川越城本丸御殿保存修理工事
工事の概要
川越城本丸御殿は、平成20年度から平成22年度にかけて約2年半の工期をもって保存修理工事を実施しました。ここでは、その概要についてお伝えします。
- 工事名 川越城本丸御殿保存修理工事
- 工事期間 平成20年10月20日から平成23年2月18日まで
- 工事種別 半解体修理工事
- 総工事費 約2億5千万円
- 受注業者 設計・監理 株式会社 文化財工学研究所
施工 松井建設株式会社 関東支店 - 工事内容
①屋根の修理
雨漏りが著しかったため、瓦を一度撤去して屋根の下地から貼り直しました。瓦は破損したものを選別して、再用しましたが、不足した分は新たに作りました。また、南側の鬼瓦は創建当初には無く、暫定的に別の瓦が据えらていたようですが、今回、北側の創建当初の鬼瓦の複製を作って、設置しました。
②基礎の修理
長い間に沈んでしまった基礎の据直しは、工事に際して地盤(史跡)を傷めてしまうことが懸念されるため、保護の観点から中止し、柱下と礎石の間に支い物(かいもの)を施すことで調整しました。調整に際しては、柱を1本ずつジャッキアップして柱の傾きを補正しながら行いました。
③木材の交換・修理
木材は文化財の一部であるため、原則として再用しましたが、雨漏りや虫食いなどで腐朽した木材のうち、被害が小規模なものは矧ぎ木などの細工で補修し、大規模なものは交換しました。
④壁の修理
創建当初からの壁が残っている部分を除き、壁をすべて解体して、新たに竹小舞を組んで伝統的な土壁を復元しました。
⑤建物の補強
耐震補強のため、小屋裏に水平方向及び垂直方向の筋交いを新設しました。また、床下では一部の外されていた貫を復旧し、あらたに補強土台を取り付けました。
⑥文化財建物としての独立
西側の家老詰所との通路を解体し、それぞれを独立した建物としました。また、南西側に接続する便所棟(現 明治棟)は小屋裏などに旧本丸御殿の部材が使用されており、解体してしまうと部材の資料価値が損なわれると判断されたため、解体前の状態で整備しました。 - 解体前と変わったところ
御殿内でご覧いただけるところを挙げてみました。ご来館の折に確認してみてください。
①玄関唐破風
正面玄関の屋根は銅板を葺き直しました。中央の「葵の文」も金箔を貼り直しています。
②広間
解体前は座敷部分への入室をご遠慮いただいていましたが、現在は広間のみ入室可としました。床の間の巨大な壁や杉戸絵を間近でご覧いただけます。
③使者の間・使番詰所
両室の間の間仕切りは、解体時の調査によって壁だった部分も引き戸であったことが分かりました。
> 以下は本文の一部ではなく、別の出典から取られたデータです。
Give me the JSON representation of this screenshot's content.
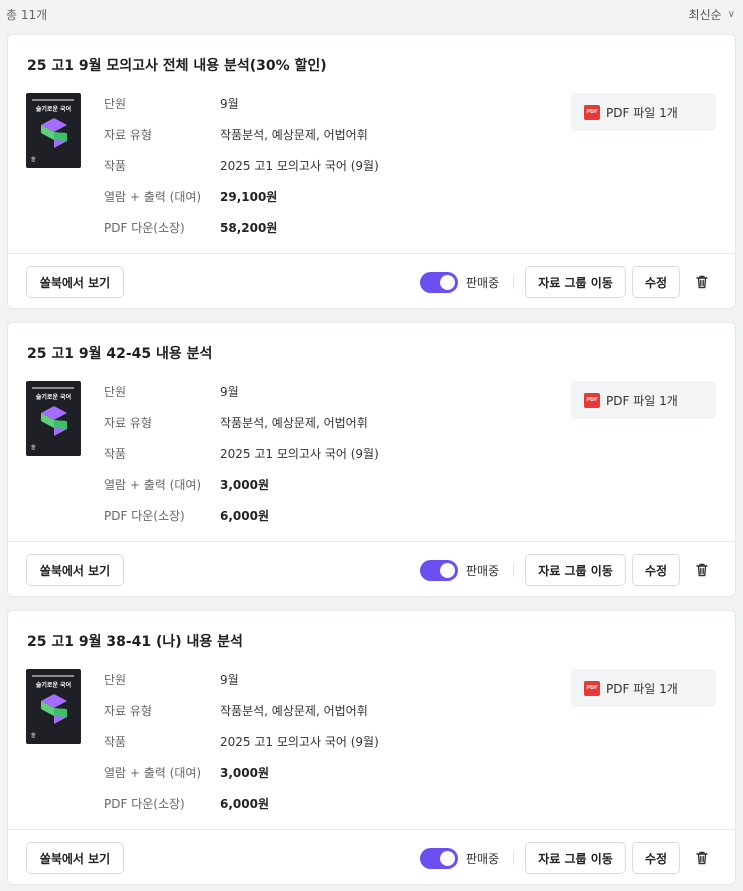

そのため、今回の保存修理工事で引き戸として復元しました。
④明治棟
解体を取止めた便所棟は外観を復元的に改修し、内部の間仕切り(まじきり)も当初に復元しました。室内は今回の保存修理工事の資料による第1展示室と多目的トイレを含むトイレ室を設けました。
⑤家老詰所への通路
6-⑦で記しました文化財建物としての独立を図るため、家老詰所への通路をウッドデッキ風の簡素な形に変えました。これによって、家老詰所や裏庭を違った角度からご覧いただけるようになりました。
保存修理とは
川越城本丸御殿は「埼玉県指定有形文化財」です。今回の工事は保存修理工事として、その建物の歴史的な変遷を調査し、それを踏まえて当時の工法によって修理を実施しました。実際、建物のどの部分がどうなっていたか、どのように修理したかを記録してきました。これらをまとめた修理報告書を現在作成中です。しかしながら、この報告書は専門的な内容になりますので、一般の皆さまには本丸御殿の保存修理工事の内容が分かりやすくご覧いただけるような「概要版」を合わせて作成しています。また、保存修理の過程を映像で紹介しているDVDの頒布も実施しています。詳しくは博物館・本丸御殿の受付までお申し出ください。
約2年半の保存修理工事中は、たくさんの方々ご迷惑をおかけしました。工事完了後、3月11日の東北地方太平洋沖地震に見舞われましたが、壁の一部にひびが入る程度で、川越城本丸御殿は甚大な破損・被害はありませんでした。しかし、大地震発生の可能性がなくなったわけではなく、これからもこの本丸御殿が残るように、また、ご来館いただいたみなさんが安全に見学できるように努めていきたいと思います。これからもよろしくお願いいたします。